CDEC, AGF Set Up CFA5 Billion Mechanism to Tackle SME Financing Gaps

Rédigé le 20/04/2026
Business in Cameroon

Cameroon’s public savings fund and a pan-African guarantee institution are preparing a joint response to one of the country’s most persistent economic bottlenecks: access to financing for small and medium-size businesses.

The Caisse des Dépôts et Consignations (CDEC) and the African Guarantee Fund (AGF) are set to sign an agreement on April 21, 2026, in Nairobi to establish a financing mechanism aimed at SMEs in Cameroon. The signing will take place in the presence of CDEC CEO Richard Evina Obam and AGF CEO Constant N’ZI.

For CDEC, the stakes are clear. SMEs account for more than 80% of the country’s economic fabric but continue to face the same constraints: heavy collateral requirements, limited access to credit, restrictive lending terms, and a high perception of risk among financial institutions. The new mechanism is designed to address these barriers by combining long-term funding with a guarantee system intended to reduce exposure for lenders.

The initiative starts with a pilot envelope of CFA5 billion, described by CDEC as a foundational step toward building a broader financing tool for local businesses. The goal is to support productive investment, strengthen company growth, and foster a more resilient private sector.

The program will focus primarily on structured SMEs or those in early growth stages, with particular attention to projects that can deliver strong economic impact, especially in local processing and digital sectors. It is not intended to finance early-stage ideas, but rather businesses that have reached a certain level of maturity and show clear growth potential.

Project sponsors are also emphasizing governance. The mechanism is expected to rely on active oversight by CDEC, strict selection criteria, phased disbursements, and a monitoring and evaluation framework designed to ensure performance and sustainability.

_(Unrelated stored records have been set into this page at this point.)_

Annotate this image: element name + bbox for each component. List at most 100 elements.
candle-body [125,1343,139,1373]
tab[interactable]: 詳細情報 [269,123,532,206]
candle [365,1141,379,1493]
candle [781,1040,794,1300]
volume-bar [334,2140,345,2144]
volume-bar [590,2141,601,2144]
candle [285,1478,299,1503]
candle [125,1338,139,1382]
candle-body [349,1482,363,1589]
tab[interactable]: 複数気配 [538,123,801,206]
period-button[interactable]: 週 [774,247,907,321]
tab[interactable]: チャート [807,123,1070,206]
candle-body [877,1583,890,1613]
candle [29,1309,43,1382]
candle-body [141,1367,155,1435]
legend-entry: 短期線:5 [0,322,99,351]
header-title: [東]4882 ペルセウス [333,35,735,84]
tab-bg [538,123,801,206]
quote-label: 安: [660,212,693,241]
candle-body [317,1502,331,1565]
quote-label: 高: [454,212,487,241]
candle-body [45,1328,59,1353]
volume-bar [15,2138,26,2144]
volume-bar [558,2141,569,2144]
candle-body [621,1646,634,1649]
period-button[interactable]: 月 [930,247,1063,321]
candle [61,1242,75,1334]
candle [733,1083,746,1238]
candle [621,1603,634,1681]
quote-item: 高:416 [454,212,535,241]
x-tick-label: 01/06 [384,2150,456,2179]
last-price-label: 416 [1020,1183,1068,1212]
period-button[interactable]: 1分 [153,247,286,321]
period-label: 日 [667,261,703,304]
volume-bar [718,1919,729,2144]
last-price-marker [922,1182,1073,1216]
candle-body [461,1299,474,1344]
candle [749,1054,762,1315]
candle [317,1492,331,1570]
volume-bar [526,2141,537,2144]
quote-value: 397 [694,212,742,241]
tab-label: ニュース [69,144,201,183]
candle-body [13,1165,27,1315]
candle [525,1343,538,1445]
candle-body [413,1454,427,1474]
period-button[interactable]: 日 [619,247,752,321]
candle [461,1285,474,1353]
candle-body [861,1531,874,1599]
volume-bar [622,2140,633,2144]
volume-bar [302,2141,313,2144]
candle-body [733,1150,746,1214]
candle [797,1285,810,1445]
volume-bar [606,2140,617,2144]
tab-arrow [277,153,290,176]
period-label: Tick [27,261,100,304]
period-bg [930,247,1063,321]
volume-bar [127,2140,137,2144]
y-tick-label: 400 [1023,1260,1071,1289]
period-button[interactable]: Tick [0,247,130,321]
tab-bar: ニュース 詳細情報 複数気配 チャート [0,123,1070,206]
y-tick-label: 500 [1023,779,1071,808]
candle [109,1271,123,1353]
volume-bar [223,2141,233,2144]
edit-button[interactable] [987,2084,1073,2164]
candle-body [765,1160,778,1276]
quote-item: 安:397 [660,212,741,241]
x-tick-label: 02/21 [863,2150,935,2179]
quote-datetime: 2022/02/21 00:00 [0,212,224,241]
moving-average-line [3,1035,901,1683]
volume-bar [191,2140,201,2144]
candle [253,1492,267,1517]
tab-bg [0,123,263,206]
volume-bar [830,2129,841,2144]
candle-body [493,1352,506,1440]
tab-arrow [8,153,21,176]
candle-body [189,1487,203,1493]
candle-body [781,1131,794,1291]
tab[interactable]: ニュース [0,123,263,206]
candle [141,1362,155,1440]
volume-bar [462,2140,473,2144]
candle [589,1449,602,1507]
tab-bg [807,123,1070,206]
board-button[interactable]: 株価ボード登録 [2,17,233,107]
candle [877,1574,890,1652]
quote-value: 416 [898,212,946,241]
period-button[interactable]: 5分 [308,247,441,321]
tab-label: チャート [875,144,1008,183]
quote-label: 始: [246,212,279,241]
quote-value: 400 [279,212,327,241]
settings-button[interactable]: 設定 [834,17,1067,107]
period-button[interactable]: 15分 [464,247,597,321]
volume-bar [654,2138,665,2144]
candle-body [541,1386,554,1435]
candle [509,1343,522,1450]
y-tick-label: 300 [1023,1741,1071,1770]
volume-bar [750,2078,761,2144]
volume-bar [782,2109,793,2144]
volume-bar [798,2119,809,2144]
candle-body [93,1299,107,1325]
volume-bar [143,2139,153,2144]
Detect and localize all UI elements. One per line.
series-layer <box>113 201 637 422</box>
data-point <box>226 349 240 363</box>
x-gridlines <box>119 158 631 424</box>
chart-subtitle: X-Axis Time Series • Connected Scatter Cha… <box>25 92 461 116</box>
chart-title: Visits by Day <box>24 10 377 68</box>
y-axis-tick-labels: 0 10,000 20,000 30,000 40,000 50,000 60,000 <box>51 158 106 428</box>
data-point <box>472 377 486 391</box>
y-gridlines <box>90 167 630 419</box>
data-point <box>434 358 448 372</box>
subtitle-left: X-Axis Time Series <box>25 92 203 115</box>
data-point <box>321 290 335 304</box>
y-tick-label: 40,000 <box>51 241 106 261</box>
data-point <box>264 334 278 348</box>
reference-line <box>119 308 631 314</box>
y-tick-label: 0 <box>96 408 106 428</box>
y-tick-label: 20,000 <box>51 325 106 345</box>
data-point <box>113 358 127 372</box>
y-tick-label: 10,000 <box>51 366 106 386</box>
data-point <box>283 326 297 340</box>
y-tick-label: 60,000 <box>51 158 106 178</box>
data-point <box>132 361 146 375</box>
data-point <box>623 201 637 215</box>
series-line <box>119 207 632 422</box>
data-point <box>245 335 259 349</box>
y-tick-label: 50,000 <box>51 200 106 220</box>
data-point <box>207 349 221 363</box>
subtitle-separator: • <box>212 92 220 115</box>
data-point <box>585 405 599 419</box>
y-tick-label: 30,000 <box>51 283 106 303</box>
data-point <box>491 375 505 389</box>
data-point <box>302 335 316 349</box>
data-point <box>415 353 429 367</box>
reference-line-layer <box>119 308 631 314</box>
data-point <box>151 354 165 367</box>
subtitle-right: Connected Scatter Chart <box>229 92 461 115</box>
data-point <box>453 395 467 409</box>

The rollout timeline is already defined. Following the April 21 signing, legal and financial structuring is expected to be completed by the end of June 2026, including the signing of tripartite agreements with financial partners. The first loans are scheduled for July 2026, with a progress review planned for October 31.

AGF, the technical partner in the project, is a pan-African financial institution established in 2011 that specializes in credit guarantees for SMEs. According to official data, it has helped mobilize more than $6.5 billion in financing for over 40,000 SMEs across Africa.

Through this partnership, CDEC is positioning itself more clearly as a development finance player, focusing on the perceived risk among lenders, one of the main obstacles to SME growth. The next test will be whether the mechanism can move quickly from design to actual credit disbursement.